On 27 February 2014 16:07, Daniel Kahn Gillmor <[email protected]> wrote:
> On 02/27/2014 03:31 PM, Trevor Perrin wrote:
>> 1)  PKP-RO implements the full PKP semantics (i.e. is stored for max-age,
>> is applied to includeSubdomains), but only generates reports instead of
>> hard fails.  The browser would store PKP and PKP-RO pins in
>> separate/parallel stores, for example setting max-age=0 for a PKP pin would
>> not clear PKP-RO pins, and vice versa.
>>
>> 2)  PKP-RO is removed from the spec.
>>
>> 3) Your suggestion - have PKP-RO implement a reduced set of PKP semantics
>> (only check current connection).  I'm not sure about the usefulness of
>> that, and I worry site operators would be mislead by it.
>
> As someone who sometimes helps to operate and plan the operation of web
> sites, i don't think the semantics of (3) are misleading, but they're
> not particularly confidence-inspiring either.
>
> What is the goal of PKP-RO?  Is the goal to encourage adoption by giving
> site operators confidence in a proposed configuration or organizational
> workflow?

As I believe - this. PKP-RO doesn't enforce security for a site, and
while a PKP header MAY be saved for later reporting* - an attacker
performing a man-in-the-middle attack can block a PKP-RO assignment or
a PKP-RO report. (At least, right now, I have a suggestion for this
below.)

* From http://tools.ietf.org/html/draft-ietf-websec-key-pinning-11#section-2.1.3

So I feel it's primarily for testing a configuration and gaining
confidence in it before rolling it out.

> The real footgunnery with PKP will come during key transition/rollover
> (or switching CAs), as clients who have cached pins cope with the
> changes.   Using (3)-style PKP-RO to build confidence in an
> organizational workflow around this kind of transition event doesn't
> seem possible.

I agree.

So I'm for #1 - store it.  I have afew suggestions around fixing up
portions of the doc for this.

The PKP-RO header MUST be able to be cleared out at any time by
setting max-age=0 if the connection occurs over an error-free TLS
connect excepting any requirement of matching a key to a PKP-RO
header.  Explained, I should be able to clear out an old PKP-RO header
even if I set the hash to DEADBEEF and the max-age to a year.
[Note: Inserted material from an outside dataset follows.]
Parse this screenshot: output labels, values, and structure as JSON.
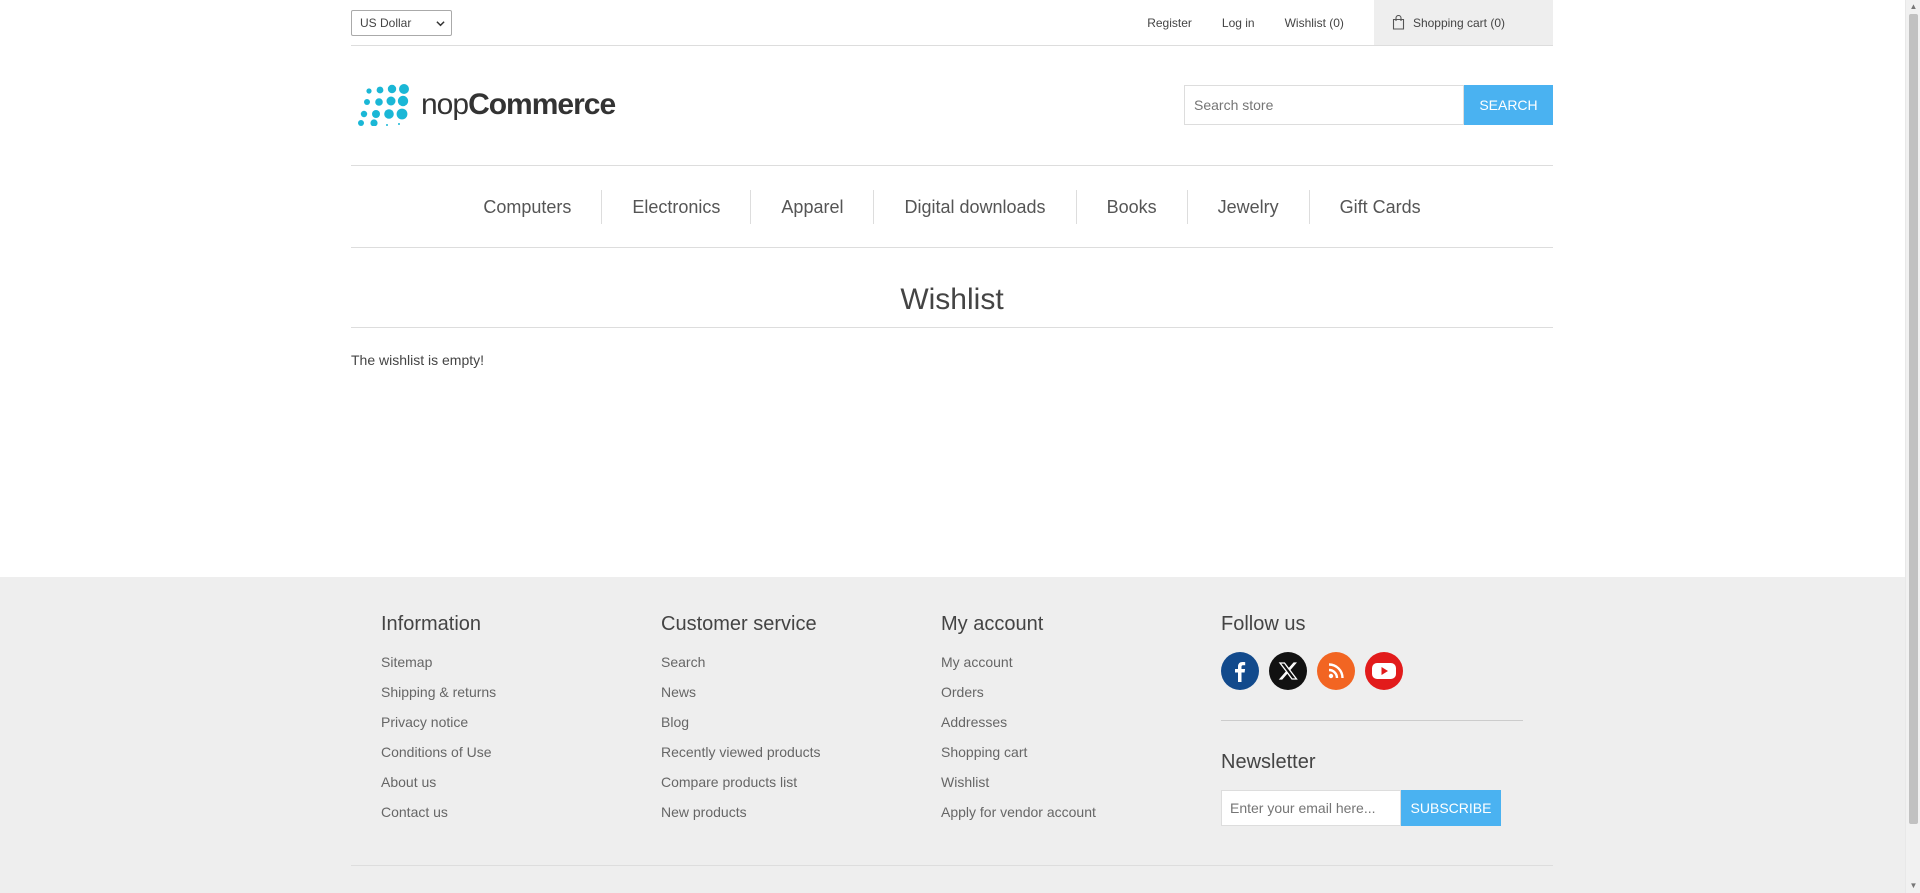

The PKP-RO header reports MAY be stored for reporting at another time.
I don't think browsers will implement this right away, but down the
line I think it might turn into an actual security feature.  A report
SHOULD be generated and transmitted (or stored) before clearing out an
old policy.  (So bad is I get an extra report I ignore, good is that
an attacker can't definitively silence a report if it is stored for
later.)

When I recieve reports, I can tell what the PKP-RO policy was at the
time by examining the report.  Except that the report needs to have a
new field in there saying if it's mode is 'enforcement' or
'report-only'.  As a site operator, I can even go farther by
specifying a non-hash such as sha256=policytest20140301v1 - no one
will be able to gen a cert that hashes to a b64 representation of
that, and it lets me track my policy deployments if I like.